Yacy is, by its own definition, a distributed Web Search Engine based on a peer-to-peer network. I tried to run a peer (again). Here's a résumé of my general thoughts.
What speaks for yacy:
It tries to solve a prevalent and urgent problem: The hegemonic1 ownership of indexes to the web, with all the devastating consequences of capitalist possession, deutungshoheit und destructiveness to privacy and autonomy.
It addresses a nerdy sentiment. With all the feedback on statistics and topologies it gives the impression that important stuff is continuously happening and allures to tweak the omnifarious options.
What speaks against yacy:
There's a contradiction in the basic assumption that distributed index data can be collected, evaluated and presented to a user in real time. At least one thing has to give: Either the data is incomplete and insufficient (that is, the user doesn't get what is possibly existing in the system) or the data doesn't arrive in a timely manner (that is a manner, an interactive user still would consider as responsive).
There's a hard problem still unsolved: Maintaining a reliable index in a system of coming and going dht peers.

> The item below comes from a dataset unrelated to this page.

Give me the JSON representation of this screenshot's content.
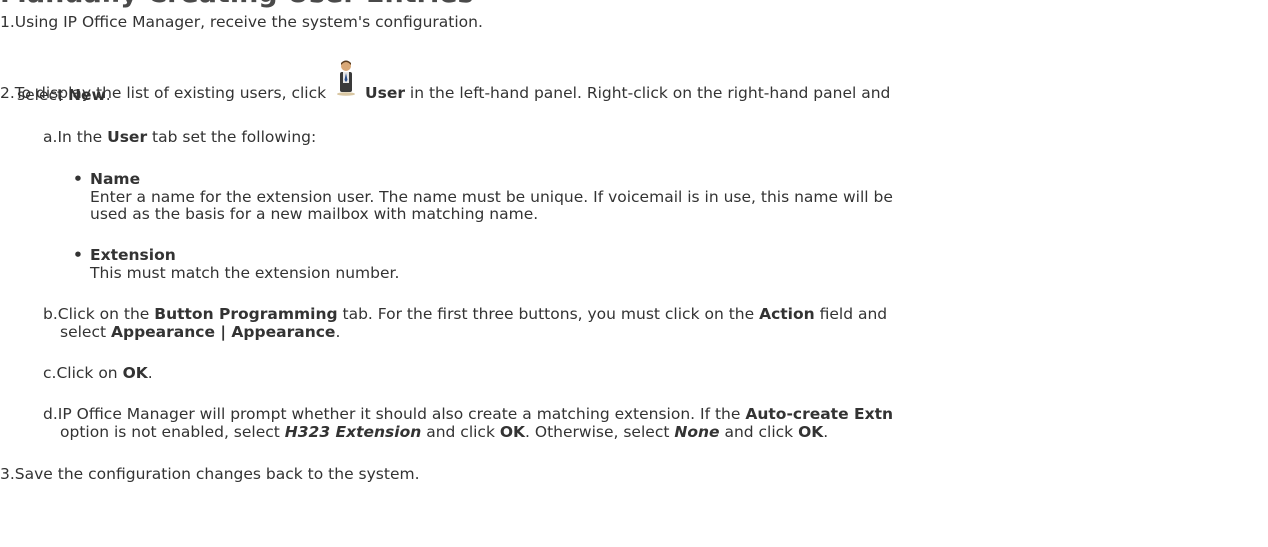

The common index is highly vulnerable to be flooded with spam, adverts (think e. g. CNAME trackers) and exploits of all kinds. It's hard to imagine how independent peers could even try to maintain a meaningfull common index. That's part of the general problem of what the internet has become and is going to be.2
The implementation fails to KISS. Yacy tries to be anything:
- a blog
- a blog generator
- a browser
- a caching proxy
- a content aggregator (snippets)
- a content api
- a content management system
- a content validator
- a cron service
- a database
- a database client
- a database converter
- a database import and export tool
- a database server
- a desktop application
- a dht peer
- a filter for inappropriate content
- a gis
- a graphical configuration interface
- a graphical user interface
- a http proxy
- a log aggregator
- a messenger
- a network service
- a presentator for statistical data
- a ranking algorithm
- a semantic language parser (it doesn't even know, but tries anyway)

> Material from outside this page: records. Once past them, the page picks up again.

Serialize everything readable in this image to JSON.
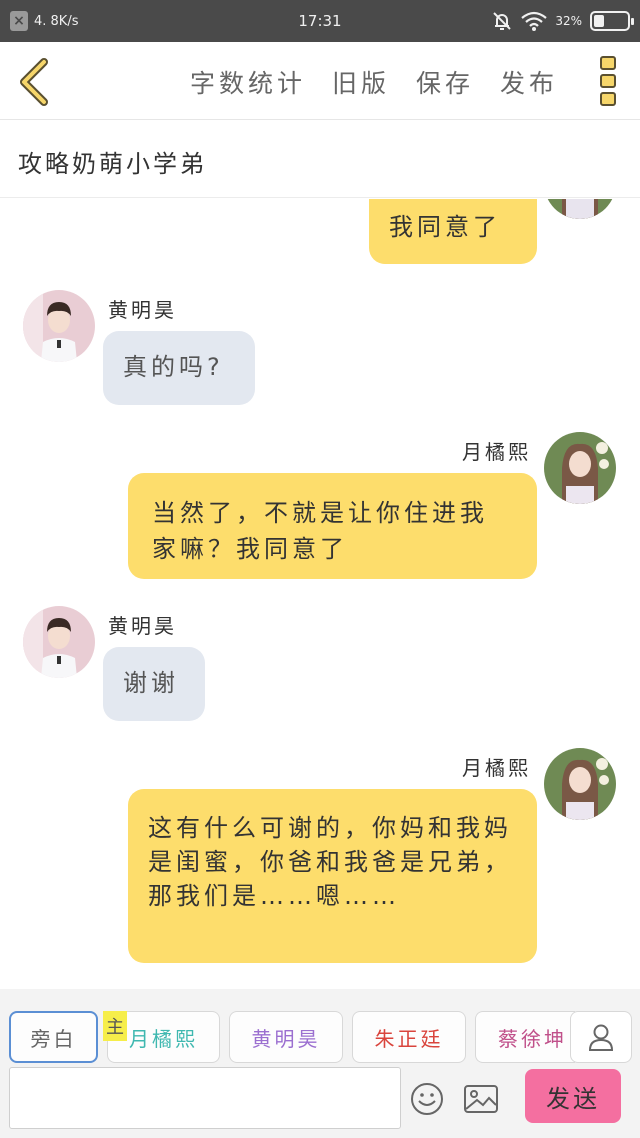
{
  "status": {
    "speed": "4. 8K/s",
    "time": "17:31",
    "battery": "32%",
    "battery_level": 0.32
  },
  "nav": {
    "stats": "字数统计",
    "old": "旧版",
    "save": "保存",
    "publish": "发布"
  },
  "title": "攻略奶萌小学弟",
  "messages": [
    {
      "side": "right",
      "speaker": "",
      "text": "我同意了"
    },
    {
      "side": "left",
      "speaker": "黄明昊",
      "text": "真的吗?"
    },
    {
      "side": "right",
      "speaker": "月橘熙",
      "text": "当然了，不就是让你住进我家嘛？我同意了"
    },
    {
      "side": "left",
      "speaker": "黄明昊",
      "text": "谢谢"
    },
    {
      "side": "right",
      "speaker": "月橘熙",
      "text": "这有什么可谢的，你妈和我妈是闺蜜，你爸和我爸是兄弟，那我们是……嗯……"
    }
  ],
  "roles": [
    {
      "label": "旁白",
      "color": "#666666"
    },
    {
      "label": "月橘熙",
      "color": "#3fb8b0",
      "badge": "主"
    },
    {
      "label": "黄明昊",
      "color": "#9b6fd0"
    },
    {
      "label": "朱正廷",
      "color": "#d9443c"
    },
    {
      "label": "蔡徐坤",
      "color": "#c0508a"
    }
  ],
  "composer": {
    "send": "发送"
  },
  "colors": {
    "my_bubble": "#fddd6c",
    "other_bubble": "#e3e8f0",
    "send": "#f46fa0"
  }
}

- a standalone intranet index
- a system demon (sorta)
- a visualizer for topologies
- a webcrawler
- a website
- a website generator
- a wiki
- a wiki generator
- an access, permission and acl manager
- an aggregator for statistical data
- an indexer
- an input parser
- an url proxy
But it still lacks:
- a block chain
- a media player
- a voice assistant
- an artificial intelligence
- and a seal of approval from Von-Leiter-Institut für verteiltes Echtzeit-Java
How yacy addresses a need and ultimately screws up can be seen in several reports all over the net where the authors collectively come to a similar conclusion: "I tried. I wanted it to work. But it didn't work for me. But I still run an instance, maybe it will help somehow."
Putting all the criticism to the side, I have learend one new thing: A search engine shouldn't seperate semantic parsing and ranked output. But that's a topic for another post.
Update. A reader comments:
As someone who just tried to use YaCy, I unfortunately agree with your review. IMO the even bigger issue preventing people from using it is spam. Even if setup and configuration was incredibly error-prone and difficult, maybe some people would be able to set up servers and share them with other users, and YaCy use could spread. But if the top results on every search are full of spam, then the core feature of the program is broken and no one will want to use it.
I started indexing some websites on my local instance, and search seemed to be OK. Then I connected it to the rest of the internet and pulled in search results from the YaCy network, and instantly the exact same search terms started pulling up spam.
It's a disappointment, but I think spam is an inevitable conclusion when you ask random machines to show you links to websites.